Four Considerations for Companies
As natural capital continues to rise in priority for a range of capital providers (and regulators), companies should not wait for the finalization of NA100’s list to start considering their approach to the topic. Below are four items to help companies get started.
- Understand where NA100 fits into the broader constellation of natural capital initiatives. As noted earlier, NA100 is one of multiple initiatives that aim to address risks related to natural capital. While NA100 is focused on investor engagement with companies, other initiatives can provide frameworks to be responsive to those investor concerns. In particular, Ceres has highlighted both TNFD and the Science Based Targets Network, a natural capital-focused analog to the Science Based Targets Initiative’s work on climate change.[i]
These civil society efforts sit alongside developing actions by governments, such as the Global Biodiversity Framework agreed in December 2022 and the EU’s draft reporting standard and biodiversity strategy. As such, understanding the full map of potential expectations can help companies identify gaps and synergies between different frameworks that may impact them.
- Identify how important natural capital is to the organization’s business model. While natural capital is rising in priority among ESG topics, that rise is not commensurate across industries or geographies. As with ESG matters generally, companies will need to consider how natural capital interacts with their particular business and its relative importance compared to other topics. As an initial matter, companies can look to the priority sectors identified by initiatives such as NA100 and TNFD to understand how stakeholders are weighing this topic for businesses like theirs. However, even for companies that do not believe natural capital poses a significant risk to their operations, some additional investigation and analysis will likely be necessary to demonstrate that conclusion to stakeholders’ satisfaction.

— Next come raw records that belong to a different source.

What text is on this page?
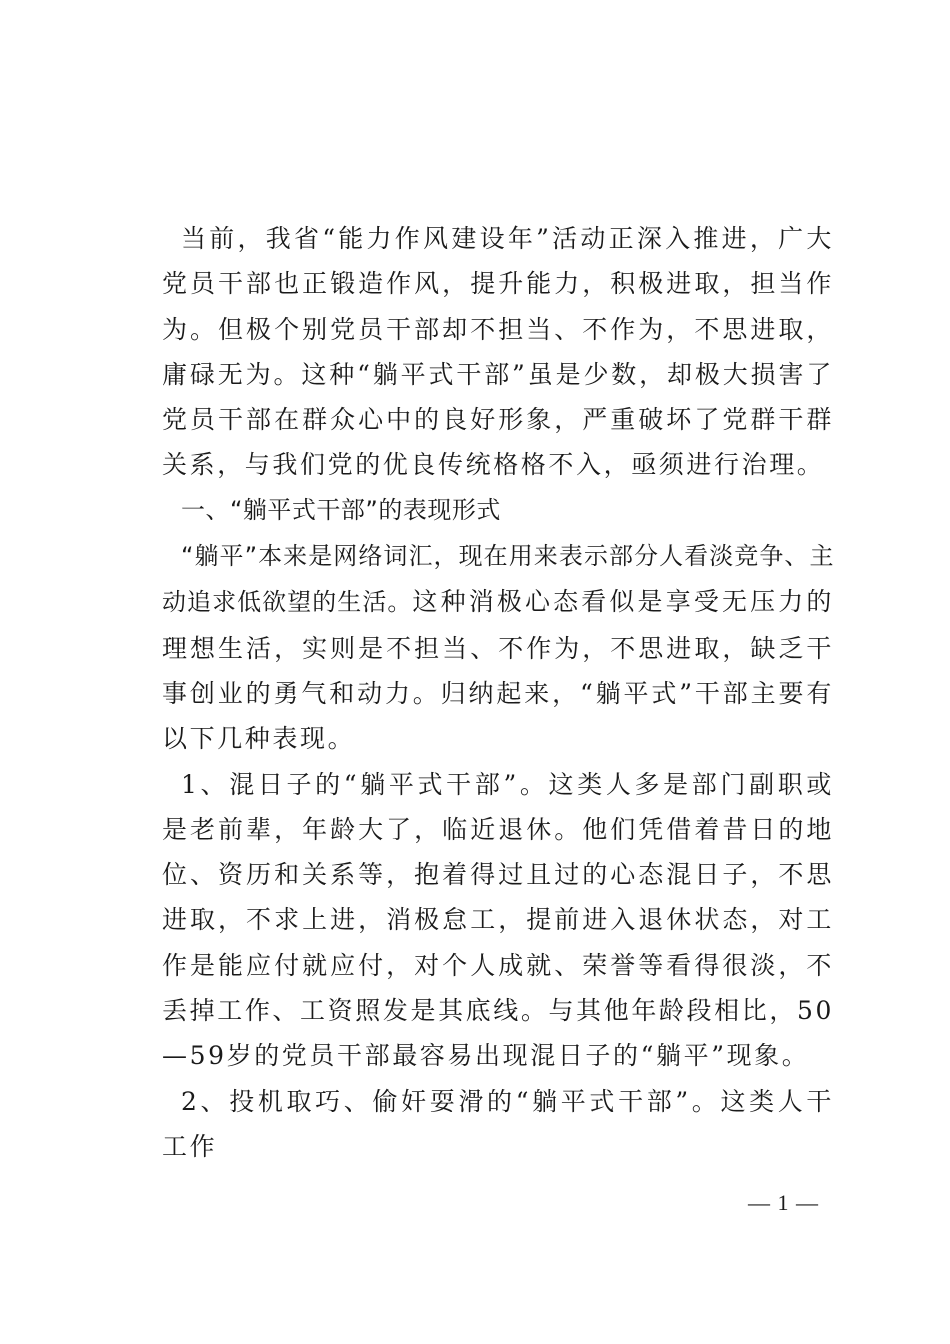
当前，我省“能力作风建设年”活动正深入推进，广大党员干部也正锻造作风，提升能力，积极进取，担当作为。但极个别党员干部却不担当、不作为，不思进取，庸碌无为。这种“躺平式干部”虽是少数，却极大损害了党员干部在群众心中的良好形象，严重破坏了党群干群关系，与我们党的优良传统格格不入，亟须进行治理。

一、“躺平式干部”的表现形式

“躺平”本来是网络词汇，现在用来表示部分人看淡竞争、主动追求低欲望的生活。这种消极心态看似是享受无压力的理想生活，实则是不担当、不作为，不思进取，缺乏干事创业的勇气和动力。归纳起来，“躺平式”干部主要有以下几种表现。

1、混日子的“躺平式干部”。这类人多是部门副职或是老前辈，年龄大了，临近退休。他们凭借着昔日的地位、资历和关系等，抱着得过且过的心态混日子，不思进取，不求上进，消极怠工，提前进入退休状态，对工作是能应付就应付，对个人成就、荣誉等看得很淡，不丢掉工作、工资照发是其底线。与其他年龄段相比，50—59岁的党员干部最容易出现混日子的“躺平”现象。

2、投机取巧、偷奸耍滑的“躺平式干部”。这类人干工作

— 1 —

- Recognize that natural capital is more complex than climate. Climate is one system within the broader fold of nature. As such, even the natural capital initiatives designed to mirror their climate-focused counterparts are needing to adapt their frameworks to reflect the difference in scope. One of the key considerations for these revisions is natural capital’s multi-dimensionality. The various systems and complexes that comprise natural capital cannot be boiled down to a single risk vector or key impact metric, such as GHG emissions. A robust consideration of natural capital will require companies to assess a variety of indicators in order to develop a complete picture — and these indicators may change based on a company’s particular business activities.
Similarly, many aspects of natural capital are much more localized. While GHG emissions mix in the global atmosphere in a manner that makes any particular ton of CO2e emissions fungible with another, a decline in one ecosystem or species cannot necessarily be remedied by fostering a different ecosystem or species. As such, companies may need to assess natural capital matters in a series of geography-specific buckets instead of relying on organization-wide figures. And this complexity compounds when it is expanded to consider the various permutations within a company’s value chain.
- Consider how to leverage the company’s existing work on ESG. Despite some of the distinct challenges associated with natural capital, many of the core management considerations are similar as for other ESG matters. In particular, companies that have taken steps to address climate change may already have systems in place that can help them respond to these newer expectations on natural capital. For example, companies may consider providing their board committees tasked with ESG oversight some form of training on natural capital to mirror any work they are doing on climate. Similarly, companies may consider incorporating nature-related risks into their enterprise risk management exercises and/or expanding data collection efforts to include additional nature-related indicators. While these items will form only part of the picture of any ultimate strategy, they can give companies a place to start.
As with many ESG issues, expectations around natural capital are evolving quickly. Latham & Watkins will continue to monitor developments in this space.